My favorite bit of the article:
"How could such crass behavior occur in a crowd paying top-dollar to hear a Wagnerian soprano? Did these ladies and gentlemen forget they were at a live performance, so accustomed are they to gossiping about each other over lunch? Did they just not care? Could they be so saturated with Eddie Murphy's Norbit fat-jokes and the over-plucked glistening flesh paraded before The Bachelor as to have become mere snuffling moles, utterly blind to true human beauty? Perhaps the requisite hush would have prevailed if it were Spitzer's call-girl in the role. She claims to be a singer, after all. "
Buono detta, Ms. Wingfield! Bravissima :-)
Can you imagine a reviewer suggesting that Pavarotti would be a much better singer if he just tried Atkins? Opera has always been the one place where talent trumped any social judgement of appearance. That's how it appeared from the cheap seats, anyhow. Could it be that the new digital standard of preference perfection is changing that? Could live performance art be shuffled out to make way for not-so-cheap imitation?

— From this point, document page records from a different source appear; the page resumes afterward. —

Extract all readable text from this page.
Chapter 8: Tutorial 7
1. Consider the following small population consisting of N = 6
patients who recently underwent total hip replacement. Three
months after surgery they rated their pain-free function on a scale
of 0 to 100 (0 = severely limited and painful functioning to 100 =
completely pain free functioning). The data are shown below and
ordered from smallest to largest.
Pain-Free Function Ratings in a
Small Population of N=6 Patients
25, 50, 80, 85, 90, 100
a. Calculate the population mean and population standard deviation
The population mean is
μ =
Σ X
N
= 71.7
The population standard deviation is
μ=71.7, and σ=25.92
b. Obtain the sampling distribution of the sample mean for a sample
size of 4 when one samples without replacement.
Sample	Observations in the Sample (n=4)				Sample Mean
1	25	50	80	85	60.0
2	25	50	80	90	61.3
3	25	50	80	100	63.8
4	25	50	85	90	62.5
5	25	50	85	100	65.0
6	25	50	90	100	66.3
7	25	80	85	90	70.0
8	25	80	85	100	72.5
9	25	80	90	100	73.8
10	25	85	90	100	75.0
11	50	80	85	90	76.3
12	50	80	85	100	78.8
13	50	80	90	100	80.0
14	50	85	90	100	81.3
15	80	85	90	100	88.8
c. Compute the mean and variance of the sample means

Personally, I think perfect digital sound is impressive in it's own way. But I've never heard a piece of digital music that has impressed or moved me to the degree a skilled live performance is capable of. I'll always choose a movie with good acting over one with digital effects, and I'll always choose music with real voices and instruments over the bland and soulless midi sound. That's just me. Maybe for the rest of the world, one can never be skilled enough to appeal without also being a piece of "over-plucked glistening flesh" made industry standard.